What the Shadow DOM Stores
The shadow DOM holds four things:
- defs: the declared anchor topology (names, selectors, parent relationships, tiers)
- nodes: the cached element handles, keyed by anchor name
- snapshots: last-known tree snapshots per anchor, used to detect UI changes
- locks: the HWND and PID captured on first resolution of each Root anchor
Lazy Resolution
Stable anchors are not resolved at mount time. The engine resolves them on first use and caches the result. A Stable anchor pointing at a panel that has not appeared yet does not block the phase from starting: it is resolved the first time a step references it as scope.
Root anchors are the exception: they are resolved immediately on first mount, because a missing application window is an unrecoverable error that should fail fast.
Stale Handle Recovery
UIs are not static. A document panel reloads when the user saves. A toolbar refreshes when mode changes. When this happens, the cached handles pointing into that subtree go stale: the elements they reference have been destroyed and recreated.

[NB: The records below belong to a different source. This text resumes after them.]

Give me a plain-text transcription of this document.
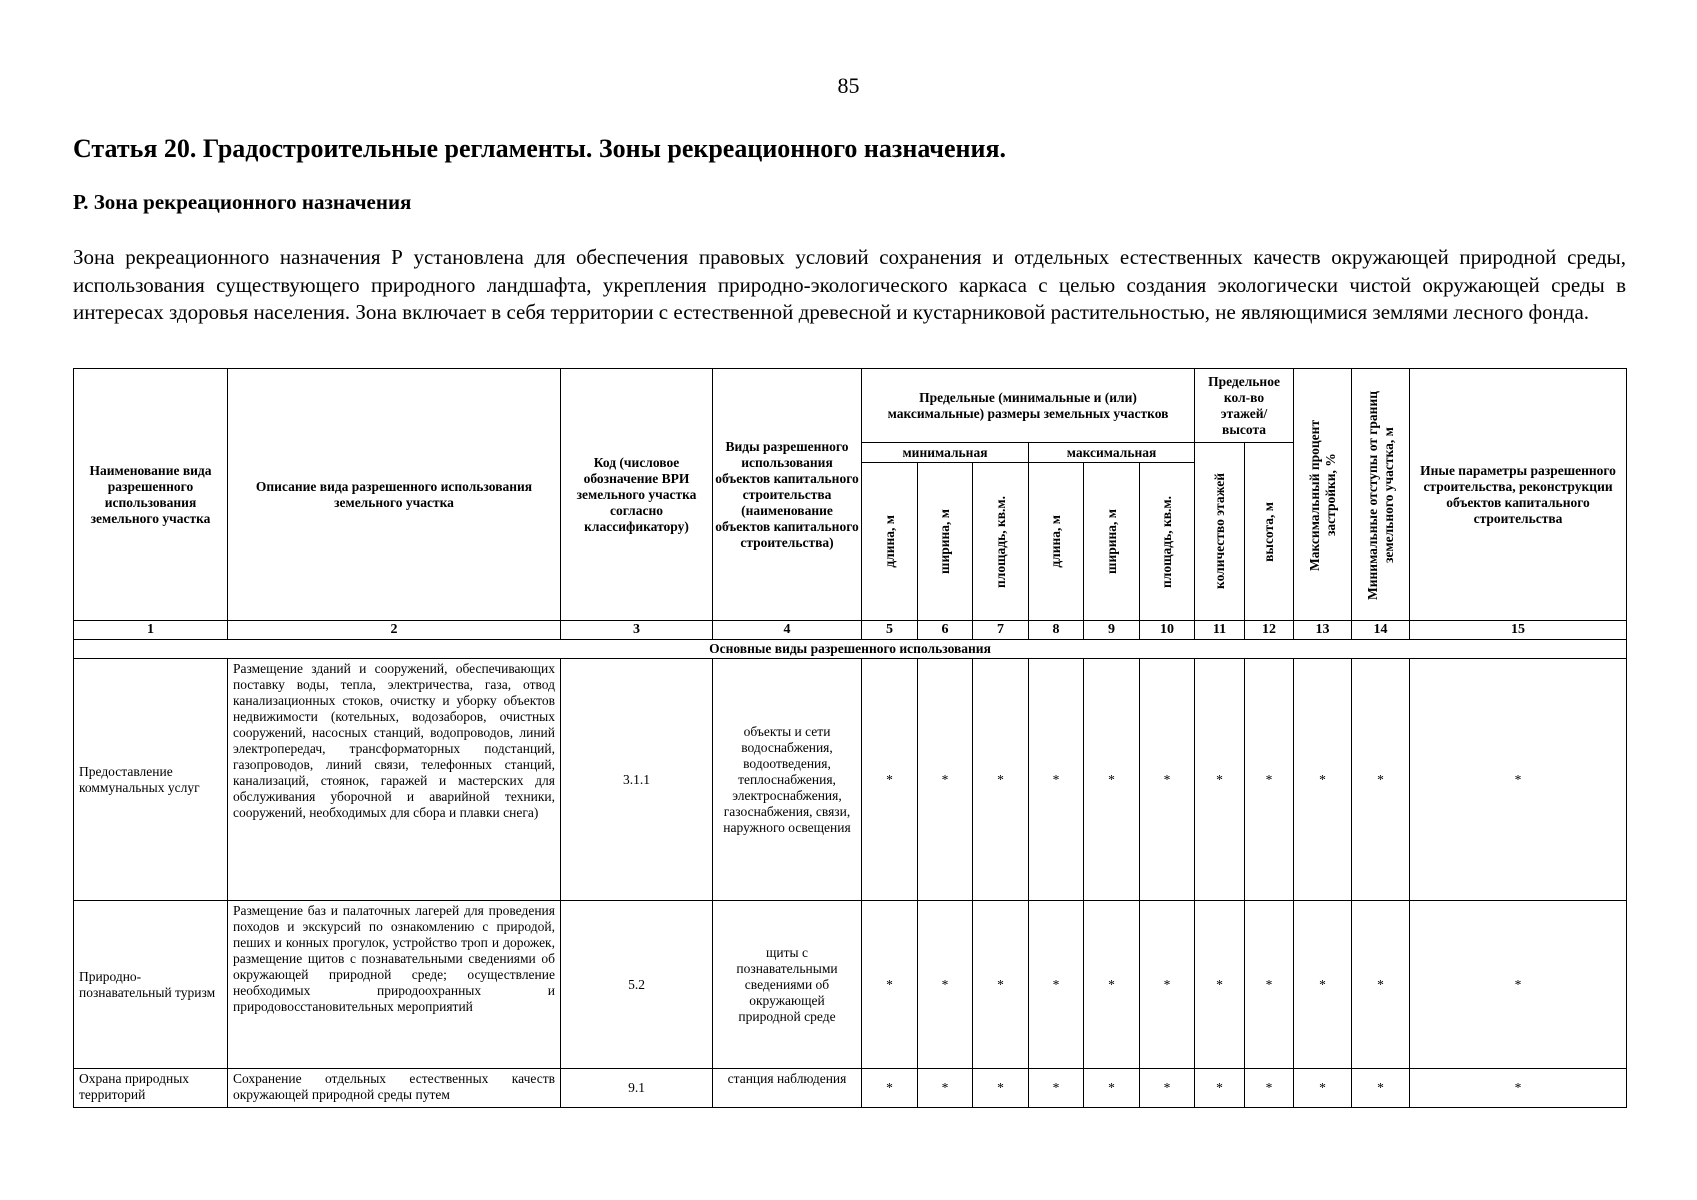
85
Статья 20. Градостроительные регламенты. Зоны рекреационного назначения.
Р. Зона рекреационного назначения

Зона рекреационного назначения Р установлена для обеспечения правовых условий сохранения и отдельных естественных качеств окружающей природной среды, использования существующего природного ландшафта, укрепления природно-экологического каркаса с целью создания экологически чистой окружающей среды в интересах здоровья населения. Зона включает в себя территории с естественной древесной и кустарниковой растительностью, не являющимися землями лесного фонда.

Наименование вида разрешенного использования земельного участка	Описание вида разрешенного использования земельного участка	Код (числовое обозначение ВРИ земельного участка согласно классификатору)	Виды разрешенного использования объектов капитального строительства (наименование объектов капитального строительства)	Предельные (минимальные и (или) максимальные) размеры земельных участков						Предельное кол-во этажей/ высота		Максимальный процент застройки, %	Минимальные отступы от границ земельного участка, м	Иные параметры разрешенного строительства, реконструкции объектов капитального строительства
				минимальная			максимальная			количество этажей	высота, м			

				длина, м	ширина, м	площадь, кв.м.	длина, м	ширина, м	площадь, кв.м.					

1	2	3	4	5	6	7	8	9	10	11	12	13	14	15
Основные виды разрешенного использования														
Предоставление коммунальных услуг	Размещение зданий и сооружений, обеспечивающих поставку воды, тепла, электричества, газа, отвод канализационных стоков, очистку и уборку объектов недвижимости (котельных, водозаборов, очистных сооружений, насосных станций, водопроводов, линий электропередач, трансформаторных подстанций, газопроводов, линий связи, телефонных станций, канализаций, стоянок, гаражей и мастерских для обслуживания уборочной и аварийной техники, сооружений, необходимых для сбора и плавки снега)	3.1.1	объекты и сети водоснабжения, водоотведения, теплоснабжения, электроснабжения, газоснабжения, связи, наружного освещения	*	*	*	*	*	*	*	*	*	*	*
Природно-познавательный туризм	Размещение баз и палаточных лагерей для проведения походов и экскурсий по ознакомлению с природой, пеших и конных прогулок, устройство троп и дорожек, размещение щитов с познавательными сведениями об окружающей природной среде; осуществление необходимых природоохранных и природовосстановительных мероприятий	5.2	щиты с познавательными сведениями об окружающей природной среде	*	*	*	*	*	*	*	*	*	*	*

Охрана природных территорий	Сохранение отдельных естественных качеств окружающей природной среды путем	9.1	станция наблюдения	*	*	*	*	*	*	*	*	*	*	*
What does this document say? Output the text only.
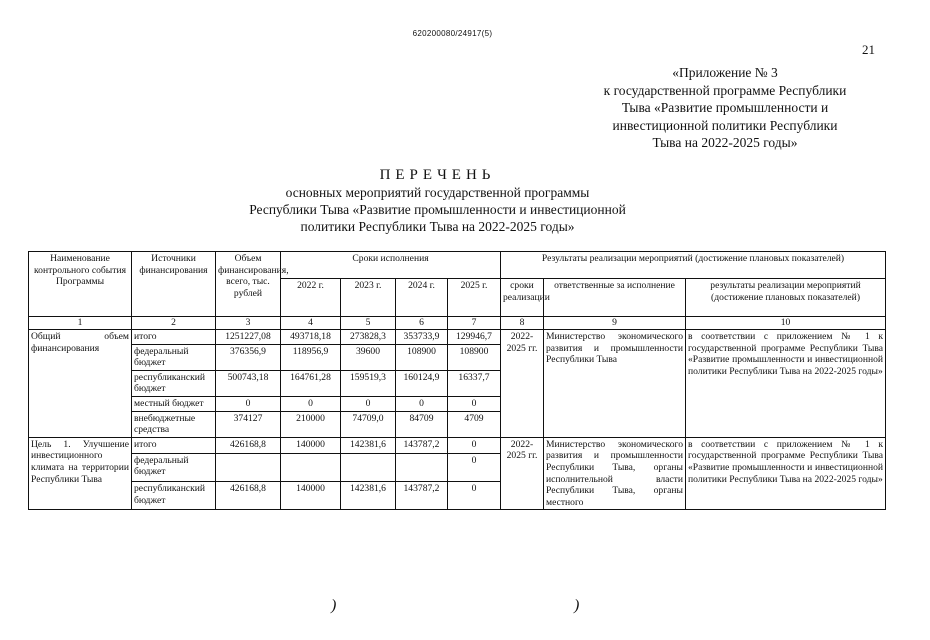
620200080/24917(5)
21
«Приложение № 3
к государственной программе Республики
Тыва «Развитие промышленности и
инвестиционной политики Республики
Тыва на 2022-2025 годы»
ПЕРЕЧЕНЬ
основных мероприятий государственной программы
Республики Тыва «Развитие промышленности и инвестиционной
политики Республики Тыва на 2022-2025 годы»
Наименование контрольного события Программы	Источники финансирования	Объем финансирования, всего, тыс. рублей	Сроки исполнения				Результаты реализации мероприятий (достижение плановых показателей)		
			2022 г.	2023 г.	2024 г.	2025 г.	сроки реализации	ответственные за исполнение	результаты реализации мероприятий (достижение плановых показателей)
1	2	3	4	5	6	7	8	9	10
Общий объем финансирования	итого	1251227,08	493718,18	273828,3	353733,9	129946,7	2022-2025 гг.	Министерство экономического развития и промышленности Республики Тыва	в соответствии с приложением № 1 к государственной программе Республики Тыва «Развитие промышленности и инвестиционной политики Республики Тыва на 2022-2025 годы»
	федеральный бюджет	376356,9	118956,9	39600	108900	108900			
	республиканский бюджет	500743,18	164761,28	159519,3	160124,9	16337,7			
	местный бюджет	0	0	0	0	0			
	внебюджетные средства	374127	210000	74709,0	84709	4709			
Цель 1. Улучшение инвестиционного климата на территории Республики Тыва	итого	426168,8	140000	142381,6	143787,2	0	2022-2025 гг.	Министерство экономического развития и промышленности Республики Тыва, органы исполнительной власти Республики Тыва, органы местного	в соответствии с приложением № 1 к государственной программе Республики Тыва «Развитие промышленности и инвестиционной политики Республики Тыва на 2022-2025 годы»
	федеральный бюджет					0			
	республиканский бюджет	426168,8	140000	142381,6	143787,2	0			
)	)
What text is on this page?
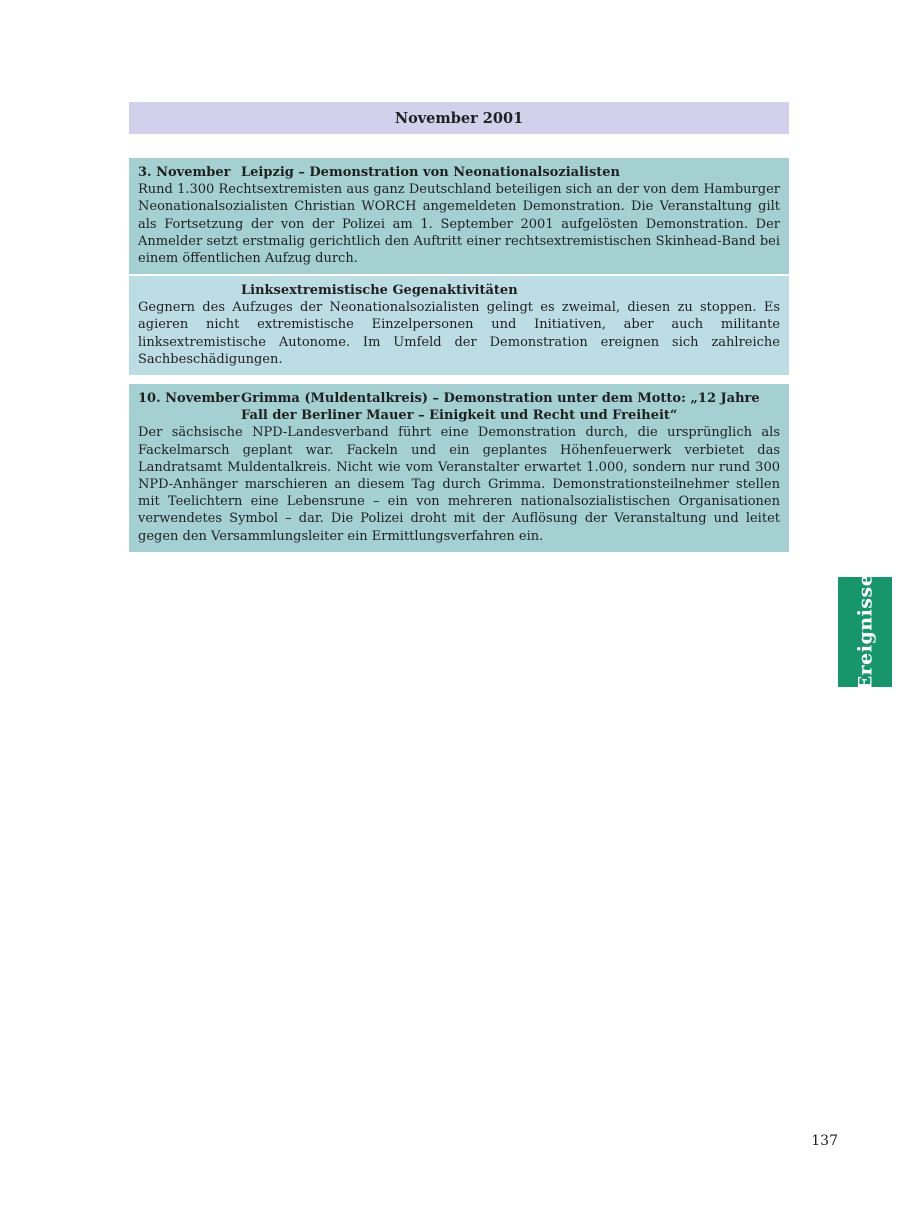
November 2001
3. November Leipzig – Demonstration von Neonationalsozialisten
Rund 1.300 Rechtsextremisten aus ganz Deutschland beteiligen sich an der von dem Hamburger Neonationalsozialisten Christian WORCH angemeldeten Demonstration. Die Veranstaltung gilt als Fortsetzung der von der Polizei am 1. September 2001 aufgelösten Demonstration. Der Anmelder setzt erstmalig gerichtlich den Auftritt einer rechtsextremistischen Skinhead-Band bei einem öffentlichen Aufzug durch.
Linksextremistische Gegenaktivitäten
Gegnern des Aufzuges der Neonationalsozialisten gelingt es zweimal, diesen zu stoppen. Es agieren nicht extremistische Einzelpersonen und Initiativen, aber auch militante linksextremistische Autonome. Im Umfeld der Demonstration ereignen sich zahlreiche Sachbeschädigungen.
10. November Grimma (Muldentalkreis) – Demonstration unter dem Motto: „12 Jahre Fall der Berliner Mauer – Einigkeit und Recht und Freiheit“
Der sächsische NPD-Landesverband führt eine Demonstration durch, die ursprünglich als Fackelmarsch geplant war. Fackeln und ein geplantes Höhenfeuerwerk verbietet das Landratsamt Muldentalkreis. Nicht wie vom Veranstalter erwartet 1.000, sondern nur rund 300 NPD-Anhänger marschieren an diesem Tag durch Grimma. Demonstrationsteilnehmer stellen mit Teelichtern eine Lebensrune – ein von mehreren nationalsozialistischen Organisationen verwendetes Symbol – dar. Die Polizei droht mit der Auflösung der Veranstaltung und leitet gegen den Versammlungsleiter ein Ermittlungsverfahren ein.
Ereignisse
137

The engine detects staleness when it tries to use a cached handle and the UIA call fails. Rather than failing the step, it walks up the element tree to find the nearest live ancestor, then re-queries downward from there. The Stable anchor is silently re-resolved, and the step proceeds as if nothing happened.
The behavior differs by tier:
| Tier | On stale |
|---|---|
Root | Fatal error: the application window is gone |
Session | Non-fatal; re-resolved on next use |
Stable | Re-queried automatically from nearest live ancestor |
Ephemeral | Released when its phase exits |
This walk-up strategy is why well-structured workflows rarely need explicit anchor re-mounting. The engine handles transient UI rebuilds automatically.
Subflow Depth Scoping
Stable and Ephemeral anchors are scoped to the subflow that declares them — a child workflow's anchors do not conflict with parent anchors of the same name. Root and Session anchors are shared across all depths: if a subflow declares an anchor with the same name as one already mounted by the parent, the parent's cached handle is reused. No duplicate resolution, no duplicate element tree.